Der Beklagte bietet die von der Nebenintervenientin erzeugten Produkte, darunter "Holzhacker-Franzbranntwein mit Menthol und Arnika" und "Murmeltieröl-Creme" an den Drogeriegroßhandel, Apotheken, Drogerien und Reformhäuser an, verkauft diese Produkte an solche Abnehmer und liefert sie auch aus. Die Nebenintervenientin lieferte diese Creme und den Franzbranntwein mit einem Werbeprospekt unter anderem auch an den Beklagten.

In der Tageszeitung "Kärntner Krone" vom 4. Oktober 1985 ließ die Beklagte auf Seite 25 bezüglich der beiden Präparate folgende Werbeeinschaltungen vornehmen:

"Holzhacker-Franzbranntwein mit Menthol und Arnika ist ein nach einem uralten Rezept hergestelltes Hausmittel für viele Anwendungsbereiche. Zur täglichen Erfrischung zur Förderung des Wohlbefindens, zur Steigerung der sportlichen Leistung, gegen Kopfschmerzen und Übelkeit und zur Linderung von Gelenks- und Muskelschmerzen".

Unter der Überschrift "Murmeltieröl-Creme" erfolgte eine weitere Einschaltung:

"Murmeltieröl-Creme enthält: Murmeltieröl, Arnika, Edeltannenöl und Menthol. Diese hochwertigen Naturstoffe entwickeln in dieser Creme ihre volle Wirkung. Murmeltieröl-Creme ist ein natürliches Mittel, das bei regelmäßiger Anwendung bei Gelenksschmerzen und den damit verbundenen Versteifungserscheinungen eine deutliche Verbesserung herbeiführt. Sie ist die Creme, die bei Überbeanspruchung der Muskel, bei Verspannungen und Sportverletzungen hilft und hochwirksam ist."
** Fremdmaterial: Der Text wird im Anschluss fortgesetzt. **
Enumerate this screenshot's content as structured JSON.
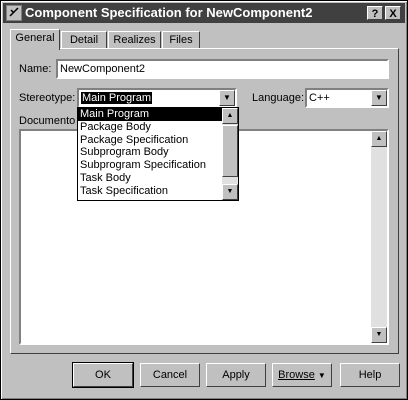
{
  "window": {
    "title": "Component Specification for NewComponent2"
  },
  "titlebar": {
    "help_label": "?",
    "close_label": "X"
  },
  "tabs": [
    {
      "label": "General"
    },
    {
      "label": "Detail"
    },
    {
      "label": "Realizes"
    },
    {
      "label": "Files"
    }
  ],
  "form": {
    "name_label": "Name:",
    "name_value": "NewComponent2",
    "stereotype_label": "Stereotype:",
    "stereotype_value": "Main Program",
    "language_label": "Language:",
    "language_value": "C++",
    "documentation_label": "Documento"
  },
  "stereotype_options": [
    "Main Program",
    "Package Body",
    "Package Specification",
    "Subprogram Body",
    "Subprogram Specification",
    "Task Body",
    "Task Specification"
  ],
  "buttons": {
    "ok": "OK",
    "cancel": "Cancel",
    "apply": "Apply",
    "browse": "Browse",
    "help": "Help"
  },
  "icons": {
    "dropdown": "chevron-down-icon",
    "scroll_up": "arrow-up-icon",
    "scroll_down": "arrow-down-icon",
    "app": "component-icon"
  },
  "colors": {
    "titlebar": "#404040",
    "face": "#c0c0c0",
    "selection": "#000000"
  }
}
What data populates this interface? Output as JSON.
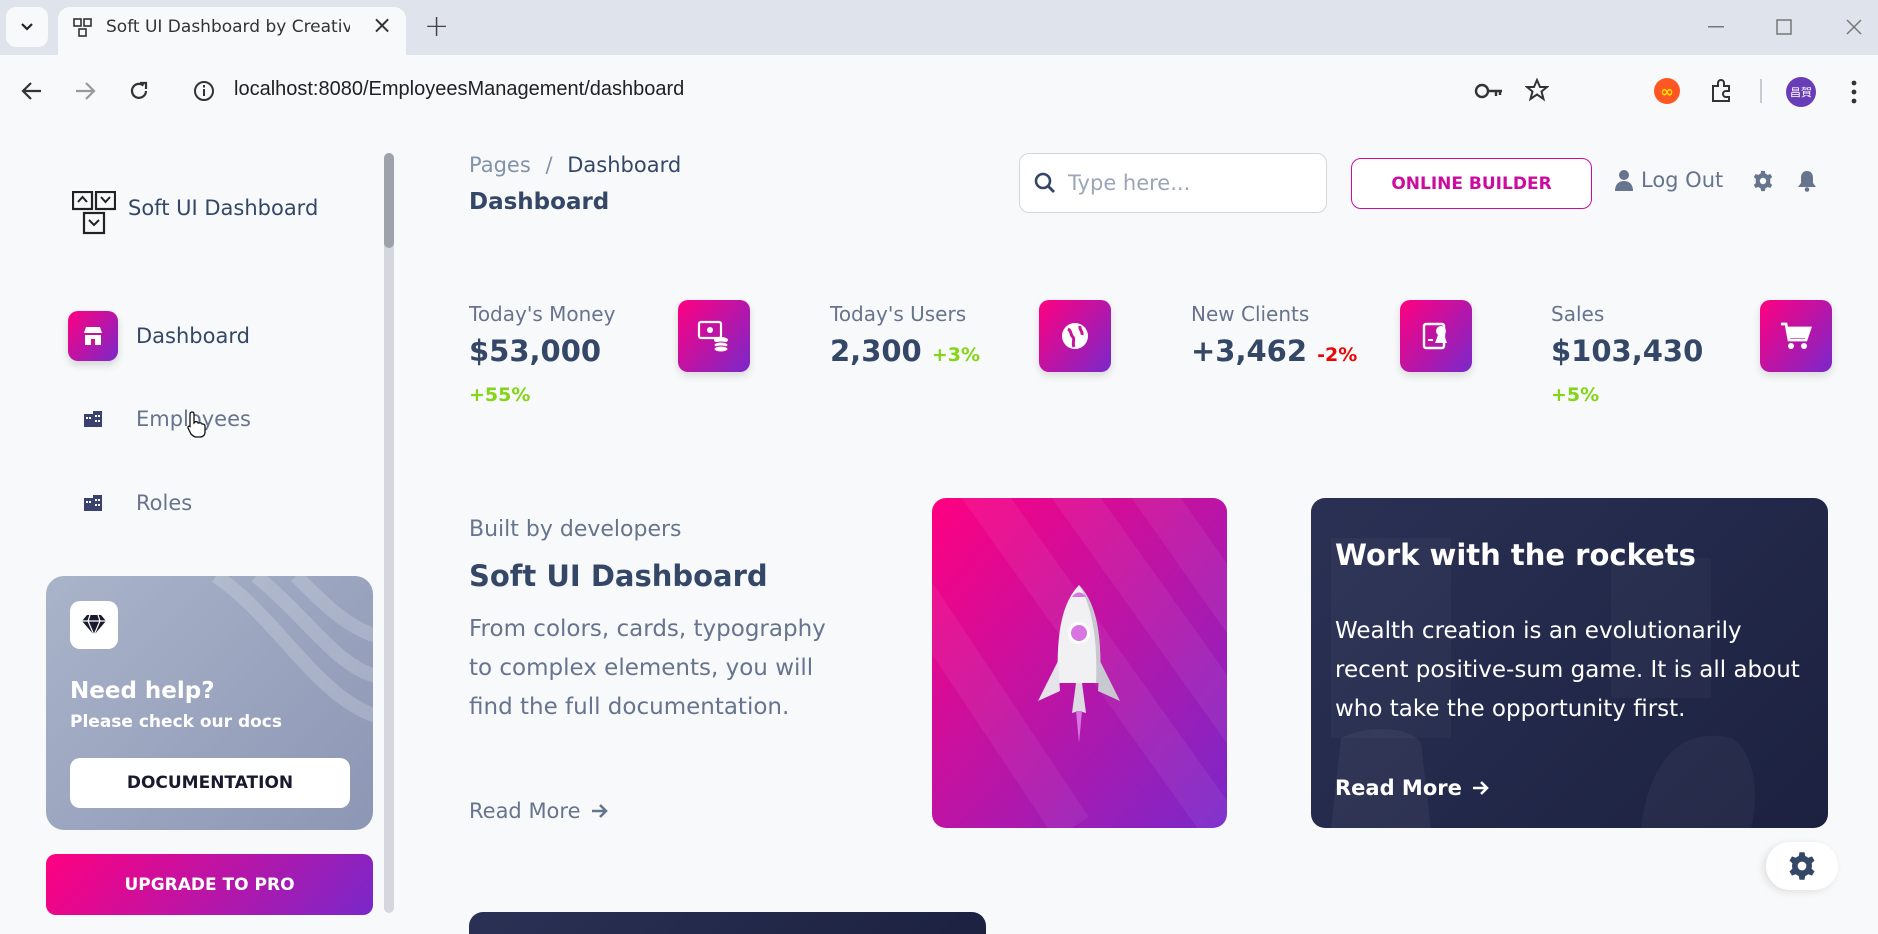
{
  "browser": {
    "tab_title": "Soft UI Dashboard by Creative Tim",
    "url": "localhost:8080/EmployeesManagement/dashboard",
    "profile_initials": "昌賀"
  },
  "sidebar": {
    "brand": "Soft UI Dashboard",
    "items": [
      {
        "label": "Dashboard",
        "active": true,
        "icon": "shop-icon"
      },
      {
        "label": "Employees",
        "active": false,
        "icon": "office-icon"
      },
      {
        "label": "Roles",
        "active": false,
        "icon": "office-icon"
      }
    ],
    "help": {
      "title": "Need help?",
      "subtitle": "Please check our docs",
      "button": "DOCUMENTATION"
    },
    "upgrade_button": "UPGRADE TO PRO"
  },
  "header": {
    "breadcrumb_root": "Pages",
    "breadcrumb_sep": "/",
    "breadcrumb_current": "Dashboard",
    "title": "Dashboard",
    "search_placeholder": "Type here...",
    "online_builder": "ONLINE BUILDER",
    "logout": "Log Out"
  },
  "stats": [
    {
      "label": "Today's Money",
      "value": "$53,000",
      "change": "+55%",
      "trend": "positive",
      "icon": "money-coins-icon"
    },
    {
      "label": "Today's Users",
      "value": "2,300",
      "change": "+3%",
      "trend": "positive",
      "icon": "world-icon"
    },
    {
      "label": "New Clients",
      "value": "+3,462",
      "change": "-2%",
      "trend": "negative",
      "icon": "paper-diploma-icon"
    },
    {
      "label": "Sales",
      "value": "$103,430",
      "change": "+5%",
      "trend": "positive",
      "icon": "cart-icon"
    }
  ],
  "promo": {
    "kicker": "Built by developers",
    "title": "Soft UI Dashboard",
    "description": "From colors, cards, typography to complex elements, you will find the full documentation.",
    "read_more": "Read More"
  },
  "rockets": {
    "title": "Work with the rockets",
    "description": "Wealth creation is an evolutionarily recent positive-sum game. It is all about who take the opportunity first.",
    "read_more": "Read More"
  },
  "colors": {
    "primary_gradient_start": "#ff0080",
    "primary_gradient_end": "#7928ca",
    "positive": "#82d616",
    "negative": "#ea0606",
    "text_dark": "#344767",
    "text_muted": "#67748e"
  }
}
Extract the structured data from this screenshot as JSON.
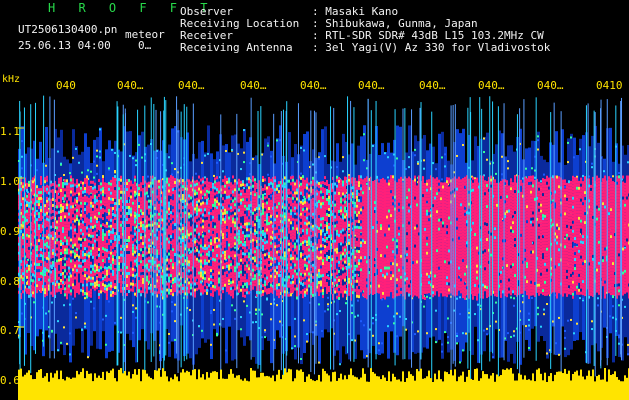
{
  "brand": "H R O F F T",
  "file_name": "UT2506130400.pn",
  "file_tag": "meteor",
  "datetime": "25.06.13 04:00",
  "counter": "0…",
  "fields": [
    {
      "label": "Observer",
      "value": ": Masaki Kano"
    },
    {
      "label": "Receiving Location",
      "value": ": Shibukawa, Gunma, Japan"
    },
    {
      "label": "Receiver",
      "value": ": RTL-SDR SDR# 43dB L15 103.2MHz CW"
    },
    {
      "label": "Receiving Antenna",
      "value": ": 3el Yagi(V) Az 330 for Vladivostok"
    }
  ],
  "y_unit": "kHz",
  "y_ticks": [
    "1.1",
    "1.0",
    "0.9",
    "0.8",
    "0.7",
    "0.6"
  ],
  "x_ticks": [
    "040",
    "040…",
    "040…",
    "040…",
    "040…",
    "040…",
    "040…",
    "040…",
    "040…",
    "0410"
  ],
  "colors": {
    "label_yellow": "#ffe400",
    "brand_green": "#27d94a",
    "signal_pink": "#ff1f7a",
    "noise_blue": "#1e5cff"
  }
}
Unter diesen beiden Einschaltungen ist fettgedruckt geschrieben:

"Erhältlich in allen Apotheken und Reformhäusern. Zur näheren Beratung steht Ihnen gerne die F*** V***-R***, Rudolf A***, 9500 Villach, Telefon 04242/336733 gerne zur Verfügung!". Diese Einschaltungen bezüglich beider Präparate sind inhaltsgleich mit dem von der Nebenintervenientin an den Beklagten ausgelieferten Prospekte. Beide Präparate werden von der Nebenintervenientin schon seit Jahrzehnten erzeugt und auch seit dieser Zeit an Unternehmen wie jene des Beklagten ausgeliefert. Die Klägerin begehrte - ausgehend von dem wiedergegebenen Sachverhalt den das Erstgericht als bescheinigt annahm - den Beklagten schuldig zu erkennen, es zu unterlassen, gesetzwidrig Arzneimittel an Letztverbraucher in Verkehr zu bringen, zu bewerben und zu verkaufen, insbesondere "Holzhacker-Franzbranntwein mit Menthol und Arnika" und "Murmeltieröl-Creme". Die Werbung des Beklagten enthalte eine eindeutige Heilanpreisung - sonst läge eine Täuschung im Sinne des § 2 UWG vor - was gegen das Arzneimittelgesetz und die Abgrenzungsverordnungen verstoße, so daß sich der Beklagte in rechtswidriger Weise einen sittenwidrigen Vorsprung gegenüber gesetzestreuen Apotheken und Kaufleuten verschaffe. Zur Sicherung ihres Unterlassungsanspruches beantragt die Klägerin die Erlassung einer mit dem Klagebegehren übereinstimmenden einstweiligen Verfügung.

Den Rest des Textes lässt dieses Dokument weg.